Usually for maximum performance (minimum latency, maximum throughput) you want to have operations not lock each other, unless absolutely necessary, in which case you want them to be short.

whilenot-dev•7mo ago
You make it sound like the conflict is just affecting performance and won't result in a deadlock. So it's for performance aware postgres clients/users, and not for postgres developers?
andyferris•7mo ago
It is a guide for developers using postgres as a client, who need to write systems that don't deadlock, are performant and are correct. These are the (rather sharp) tools that postgres provides for doing so (or else you can use e.g. serializable isolation and optimistic concurrency, but in my experience that has too many false positives and bail out rather eagerly, whereas these tools let you be very precise and granular).
mebcitto•7mo ago
Other relevant talks/blogs that I found really useful for understanding Postgres locks are:

* Unlocking the Postgres Lock Manager by Bruce Momjian: https://momjian.us/main/writings/pgsql/locking.pdf

* Anatomy of table-level locks by Gulcin Yildirim Jelinek: https://xata.io/blog/anatomy-of-locks

pasxizeis•7mo ago
Shameless plug: I wrote a tool[1] that executes a given migration against a test database (e.g. in your CI) and reports back what locks it acquired.

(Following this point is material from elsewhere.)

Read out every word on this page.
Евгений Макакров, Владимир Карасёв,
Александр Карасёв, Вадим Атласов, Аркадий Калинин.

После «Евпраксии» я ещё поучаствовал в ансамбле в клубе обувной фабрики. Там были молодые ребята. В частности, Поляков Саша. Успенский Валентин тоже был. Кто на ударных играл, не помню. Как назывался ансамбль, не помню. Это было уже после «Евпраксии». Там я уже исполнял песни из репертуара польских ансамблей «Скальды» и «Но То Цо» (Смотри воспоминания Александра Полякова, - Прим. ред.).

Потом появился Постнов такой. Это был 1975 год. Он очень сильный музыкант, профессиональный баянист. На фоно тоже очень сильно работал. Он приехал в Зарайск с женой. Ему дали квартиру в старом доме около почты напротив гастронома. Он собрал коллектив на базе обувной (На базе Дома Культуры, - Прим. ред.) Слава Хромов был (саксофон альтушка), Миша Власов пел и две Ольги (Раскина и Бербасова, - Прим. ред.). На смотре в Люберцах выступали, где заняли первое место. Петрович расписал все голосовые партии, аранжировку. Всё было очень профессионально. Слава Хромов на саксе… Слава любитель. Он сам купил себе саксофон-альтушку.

The rationale being to have a "lock diagnostics report" commented in your PR's migration file.

It's a prototype and has a few rough edges and missing functionality, but feedback is more than welcome.

[1] https://github.com/agis/pglockanalyze

jononor•7mo ago
Very practical! Locking is one of the things that can really bite when doing migrations.